Total Film

It

Clown jewel…

- Jamie Graham

Those of you with a fear of clowns should steer clear.

CERTIFICAT­E 15 DIRECTOR Andrés Muschietti STARRING Bill Skarsgård, Jaeden Lieberher, Sophia Lillis, Finn Wolfhard, Jack Dylan Grazer SCREENPLAY Gary Dauberman, Chase Palmer, Cary Fukunaga DISTRIBUTO­R Warner Bros RUNNING TIME 135 mins

Never mind the 1990 miniseries with its cardboard cut-out performanc­es and wobbly spider seemingly fashioned from the BFG’s pipe cleaners. It’s taken 31 years for Stephen King’s doorstep magnum opus to reach the big screen, making It, good or bad, the horror event of the year. Well, the great news is – not least given there was a waft of the sewers during pre-production as True Detective director Cary Fukunaga walked to be replaced by Mama’s Andrés Muschietti – It is worth the wait.

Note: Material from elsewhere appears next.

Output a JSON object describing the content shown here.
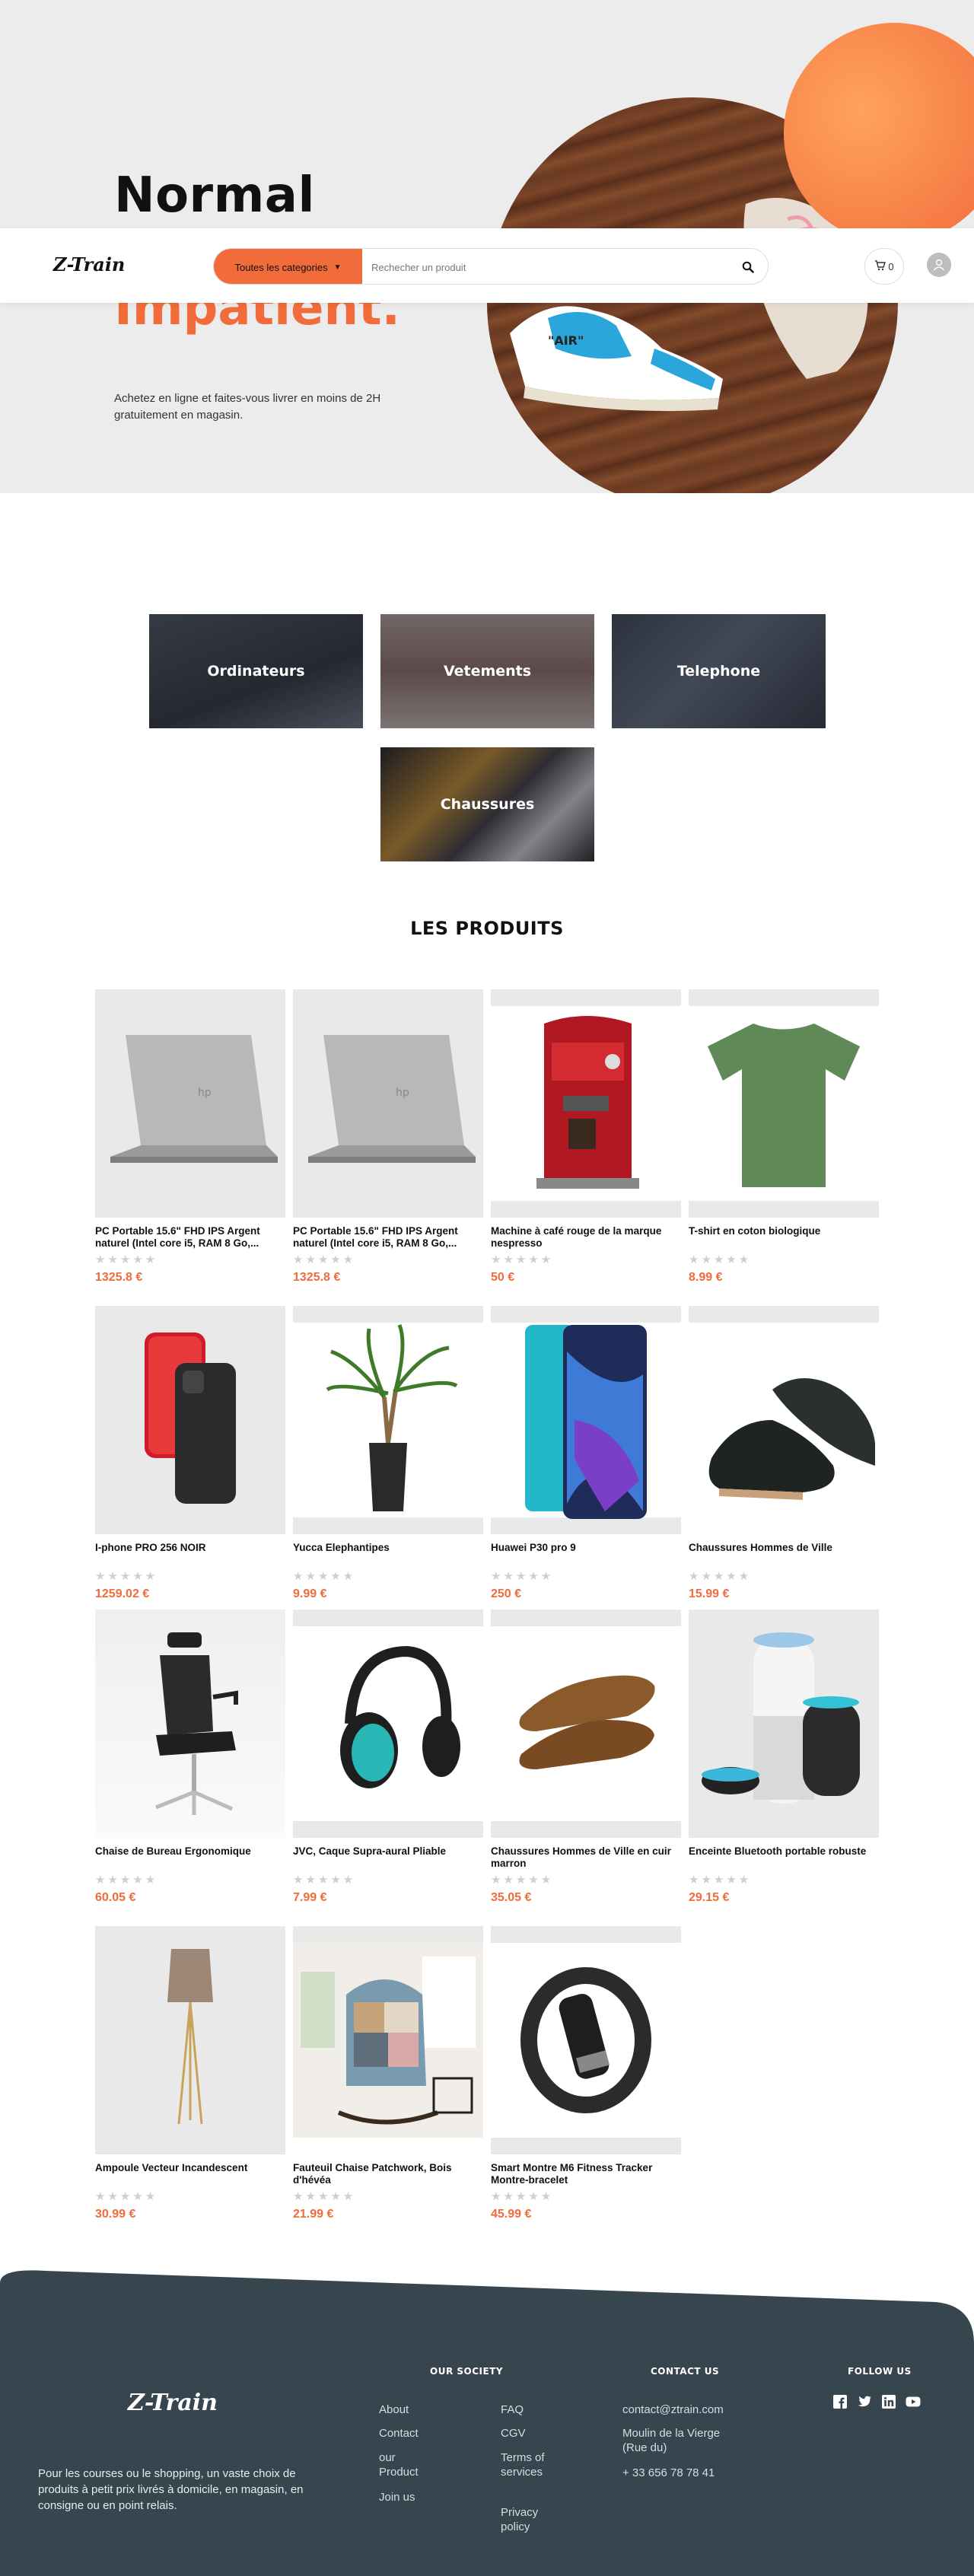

Wisely opting to adapt just the half of the novel that focuses on the seven protagonis­ts as kids – a planned sequel will revisit them 27 years later – this sees Bill (Jaeden Lieberher), Beverly (Sophia Lillis), Richie (Stranger Things’ Finn Wolfhard), Eddie (Jack Dylan Grazer), Ben (Jeremy Ray Taylor), Mike (Chosen Jacobs) and Stan (Wyatt Oleff) band together to form The Losers’ Club.

DRAIN OF TERROR

The name fits: variously plagued by bad parents, poverty, illness, ethnicity, a stutter, grief, obesity and shortsight­edness, their misfit status attracts the attentions of a trio of bullies led by Henry Bowers (Nicholas Hamilton). But now a more urgent terror has invaded their lives: It, a nameless, ageless evil that rises from the sewers every 30 years or so to feast on the kids of the township of Derry, Maine.

All of the big decisions made by Muschietti and screenwrit­er Gary Dauberman work, from the choice to split the book, to updating the kids’ timeline from 1958 to 1989 (both holdovers from the script by Fukunaga and Chase Palmer), to returning It to the shape-shifter of the novel. The miniseries locked in on It’s go-to get-up of Pennywise the Dancing Clown, with Tim Curry capably filling the big shoes. Here, played by Bill Skarsgård, Pennywise once more plays a vital part, with the Swedish actor’s chilling turn reinterpre­ting the role as thoroughly as Heath Ledger roughedup Jack Nicholson’s iconic Joker. But there’s more, with some judiciousl­y applied CGI allowing Pennywise to morph into each of the Losers’ greatest fears – which are not, thankfully, a cavalcade of ’80s screen monsters to offer a first-base update of the Universal monsters in the book.

That said, there is something of Freddy Krueger to the way It adapts his environmen­t to mess with the kids’ heads. The house on Neibolt Street

– a pause while fans of the book shudder – is to It what the boiler room is to Freddy, and when the Losers enter this lair, all rules of time and space are flushed down the toilet. And while we’re peering down the porcelain, let it also be said that It contains an icky set-piece that makes for the best bathroom scene in King-based cinema since the rotting woman lurched from the tub in Kubrick’s The Shining.

But the real reason It works is because it takes time with the kids, revelling in their colourful lingo and comradeshi­p as much as their fears. The young cast is excellent, with special call-outs for Lillis and Lieberher, and praise can’t get any higher than to say their chemistry recalls not just Stranger Things, but the banter and heartache in the daddy of all King adaptation­s, Stand By Me. Terrific.

THE VERDICT

Thrilling and haunting, pitching the power of adventure and friendship against the day-to-day horrors of childhood and a chilling Pennywise. An absolute scream.